Qu’en est-il, à présent, des paramètres neurophysiologiques ? Et comment mettre ces derniers à profit afin d’accroître la fréquence des rêves lucides ?
La polysomnographie a permis de montrer que le rêve lucide ne se produisait qu’en REM. Plus fréquemment dans le REM de fin de nuit. Et davantage dans le REM tonique (dans lequel les mouvements oculaires rapides sont peu nombreux, ce qui suppose une relative passivité de l’encéphale !)… lequel a pourtant la réputation de préférer les débuts de nuit ! En outre, le rêve lucide est principalement corrélé au rythme cérébral alpha (dont la fréquence est de 8 à 12 cycles par seconde), le rythme de base de l’éveil calme les yeux fermés ; celui du REM, plus lent, étant le thêta (entre 3 et 7 cycles par seconde) ! Par surcroît, cet alpha se présente sous une forme inhabituelle, particulièrement ample : il est, dit-on, hypervolté. En 2013, une étude de cas (Ursula Voss, Université Goethe, Frankfort) a permis d’identifier, également, la présence d’ondes gamma (plus de 40 cycles par seconde) : activité cérébrale typiquement associée à la prise de conscience de l’état mental en cours (tiens, tiens). En 2014, la même chercheuse est parvenue à générer des rêves lucides, en induisant, au cours du REM, dans le cortex préfrontal et dorsolatéral (à l’avant et sur la partie supérieure des flancs du cerveau), un courant électrique de même fréquence que les ondes gamma ! Ces deux études ont beau avoir fait l’objet de généreuses critiques de la part de la communauté scientifique, une chose est sûre : certaines zones du cerveau se réveillent (et pas qu’un peu : les ondes gamma sont là pour en témoigner) lorsqu’un rêve lucide est généré.

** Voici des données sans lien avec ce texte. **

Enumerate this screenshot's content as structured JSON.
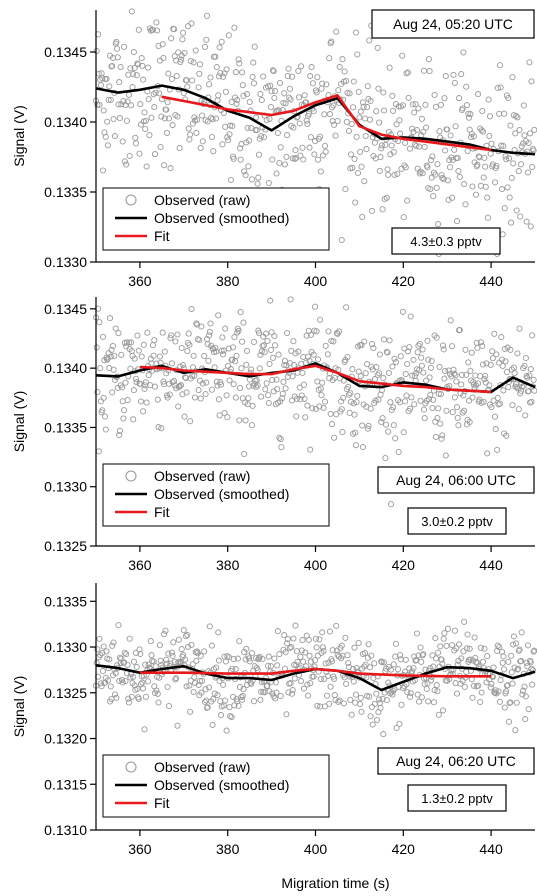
{
  "chart_data": [
    {
      "type": "scatter",
      "xlabel": "",
      "ylabel": "Signal (V)",
      "xlim": [
        350,
        450
      ],
      "ylim": [
        0.133,
        0.1348
      ],
      "x_ticks": [
        360,
        380,
        400,
        420,
        440
      ],
      "x_tick_labels": [
        "360",
        "380",
        "400",
        "420",
        "440"
      ],
      "y_ticks": [
        0.133,
        0.1335,
        0.134,
        0.1345
      ],
      "y_tick_labels": [
        "0.1330",
        "0.1335",
        "0.1340",
        "0.1345"
      ],
      "timestamp": "Aug 24, 05:20 UTC",
      "concentration": "4.3±0.3 pptv",
      "legend": {
        "raw": "Observed (raw)",
        "smoothed": "Observed (smoothed)",
        "fit": "Fit"
      },
      "raw_noise_sd": 0.00028,
      "series": [
        {
          "name": "Observed (smoothed)",
          "color": "#000000",
          "x": [
            350,
            355,
            360,
            365,
            370,
            375,
            380,
            385,
            390,
            395,
            400,
            405,
            410,
            415,
            420,
            425,
            430,
            435,
            440,
            445,
            450
          ],
          "y": [
            0.13424,
            0.13421,
            0.13423,
            0.13426,
            0.13423,
            0.13417,
            0.13408,
            0.13403,
            0.13394,
            0.13404,
            0.13412,
            0.13417,
            0.13398,
            0.13388,
            0.13389,
            0.13388,
            0.13386,
            0.13384,
            0.1338,
            0.13378,
            0.13377
          ]
        },
        {
          "name": "Fit",
          "color": "#e8191c",
          "x": [
            365,
            370,
            375,
            380,
            385,
            390,
            395,
            400,
            405,
            410,
            415,
            420,
            425,
            430,
            435,
            440
          ],
          "y": [
            0.13418,
            0.13415,
            0.13412,
            0.13409,
            0.13407,
            0.13405,
            0.13408,
            0.13414,
            0.13419,
            0.13397,
            0.13391,
            0.13388,
            0.13386,
            0.13384,
            0.13382,
            0.1338
          ]
        }
      ]
    },
    {
      "type": "scatter",
      "xlabel": "",
      "ylabel": "Signal (V)",
      "xlim": [
        350,
        450
      ],
      "ylim": [
        0.1325,
        0.1346
      ],
      "x_ticks": [
        360,
        380,
        400,
        420,
        440
      ],
      "x_tick_labels": [
        "360",
        "380",
        "400",
        "420",
        "440"
      ],
      "y_ticks": [
        0.1325,
        0.133,
        0.1335,
        0.134,
        0.1345
      ],
      "y_tick_labels": [
        "0.1325",
        "0.1330",
        "0.1335",
        "0.1340",
        "0.1345"
      ],
      "timestamp": "Aug 24, 06:00 UTC",
      "concentration": "3.0±0.2 pptv",
      "legend": {
        "raw": "Observed (raw)",
        "smoothed": "Observed (smoothed)",
        "fit": "Fit"
      },
      "raw_noise_sd": 0.00025,
      "series": [
        {
          "name": "Observed (smoothed)",
          "color": "#000000",
          "x": [
            350,
            355,
            360,
            365,
            370,
            375,
            380,
            385,
            390,
            395,
            400,
            405,
            410,
            415,
            420,
            425,
            430,
            435,
            440,
            445,
            450
          ],
          "y": [
            0.13394,
            0.13393,
            0.13398,
            0.13402,
            0.13396,
            0.13399,
            0.13396,
            0.13393,
            0.13396,
            0.13398,
            0.13404,
            0.13396,
            0.13385,
            0.13384,
            0.13388,
            0.13386,
            0.13382,
            0.13381,
            0.1338,
            0.13392,
            0.13384
          ]
        },
        {
          "name": "Fit",
          "color": "#e8191c",
          "x": [
            360,
            365,
            370,
            375,
            380,
            385,
            390,
            395,
            400,
            405,
            410,
            415,
            420,
            425,
            430,
            435,
            440
          ],
          "y": [
            0.13401,
            0.134,
            0.13398,
            0.13397,
            0.13396,
            0.13395,
            0.13395,
            0.13399,
            0.13402,
            0.13396,
            0.13389,
            0.13387,
            0.13385,
            0.13384,
            0.13382,
            0.13381,
            0.1338
          ]
        }
      ]
    },
    {
      "type": "scatter",
      "xlabel": "Migration time (s)",
      "ylabel": "Signal (V)",
      "xlim": [
        350,
        450
      ],
      "ylim": [
        0.131,
        0.1337
      ],
      "x_ticks": [
        360,
        380,
        400,
        420,
        440
      ],
      "x_tick_labels": [
        "360",
        "380",
        "400",
        "420",
        "440"
      ],
      "y_ticks": [
        0.131,
        0.1315,
        0.132,
        0.1325,
        0.133,
        0.1335
      ],
      "y_tick_labels": [
        "0.1310",
        "0.1315",
        "0.1320",
        "0.1325",
        "0.1330",
        "0.1335"
      ],
      "timestamp": "Aug 24, 06:20 UTC",
      "concentration": "1.3±0.2 pptv",
      "legend": {
        "raw": "Observed (raw)",
        "smoothed": "Observed (smoothed)",
        "fit": "Fit"
      },
      "raw_noise_sd": 0.00022,
      "series": [
        {
          "name": "Observed (smoothed)",
          "color": "#000000",
          "x": [
            350,
            355,
            360,
            365,
            370,
            375,
            380,
            385,
            390,
            395,
            400,
            405,
            410,
            415,
            420,
            425,
            430,
            435,
            440,
            445,
            450
          ],
          "y": [
            0.1328,
            0.13277,
            0.13272,
            0.13276,
            0.13279,
            0.13271,
            0.13266,
            0.13266,
            0.13264,
            0.13271,
            0.13276,
            0.13274,
            0.13266,
            0.13253,
            0.13262,
            0.13271,
            0.13278,
            0.13277,
            0.13274,
            0.13266,
            0.13273
          ]
        },
        {
          "name": "Fit",
          "color": "#e8191c",
          "x": [
            360,
            370,
            380,
            390,
            395,
            400,
            405,
            410,
            420,
            430,
            440
          ],
          "y": [
            0.13272,
            0.13272,
            0.13271,
            0.13271,
            0.13274,
            0.13276,
            0.13274,
            0.13271,
            0.13269,
            0.13268,
            0.13268
          ]
        }
      ]
    }
  ]
}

Pour faire bref, apparait, au cours d’un REM tonique de fin de nuit (ce qui est inhabituel), une forte proportion d’ondes caractéristiques de l’éveil (activité alpha), anormalement amples (c’est l’aspect hypervolté du signal EEG), partiellement doublées d’ondes spécifiques de la prise de conscience (activité gamma)… Jusque-là, tout « colle » avec l’éprouvé subjectif du rêveur lucide (si ce n’est l’aspect tonique du REM, bien sûr), puisque son encéphale semble fabriquer, dès lors, autant d’éveil que de sommeil !
Stephen LaBerge (professeur à l’université de Stanford, rêveur lucide, lui-même) a mis au point des techniques permettant d’augmenter la fréquence des rêves lucides (pour les 70 % à 80 % de la population qui n’en font pas de manière régulière). Comment devenir un onironaute chevronné, un navigateur du rêve maîtrisant à fond la barre de la lucidité ?
Outre l’auto-suggestion (« Cette nuit, je fais un rêve lucide » [au présent de l’indicatif]) — l’outil n° 1 —, tenir un carnet de rêves semble être le moyen le plus efficace… et le plus simple. Avant toute chose, il s’agit d’accorder de l’importance à ses songes : les noter, c’est leur porter de l’attention. Ensuite, lors de la relecture, il est préconisé d’identifier toutes les « bizarreries » qui trahissent la nature manifestement imaginaire du récit onirique (comme dans ce rêve où LaBerge parvient à vaincre le Mont Everest, en… bermuda !) Sur le plan neurophysiologique, il semble, par ailleurs, que plus l’encéphale passe rapidement de l’état de veille à celui de sommeil paradoxal, plus les rêves se font lucides (décidément, les narcoleptiques ont tous les atouts en main pour être les maîtres de la discipline). Voilà pourquoi, il est chaudement recommandé de se coucher aux petites heures… non seulement la pression homéostatique du sommeil paradoxal se voit, ainsi, considérablement augmentée (par le biais de la privation intra-nuit), mais c’est, de surcroît, entre 5 et 6 heures du matin (autour de l’« heure chronobiologique zéro ») que la « propension » du sommeil paradoxal (sa pression circadienne) est la plus forte. Grâce à l’action conjuguée de ces deux facteurs, le sommeil paradoxal se produit très rapidement après l’endormissement. Une méthode alternative, moins coûteuse (car ne jouant que sur la propension [et non sur la privation]), consiste à régler le réveil vers 5 heures du matin, à se lever promptement, à se rendre aux toilettes (sans allumer la lumière) et à se recoucher aussitôt. Enfin, certains médicaments sont réputés accroître le taux de rêves lucides. C’est le cas du Donépézil (un anticholinestérase utilisé dans le cadre de la maladie d’Alzheimer) et de la Varénicline (un agoniste de la nicotine utilisé dans le cadre du sevrage tabagique).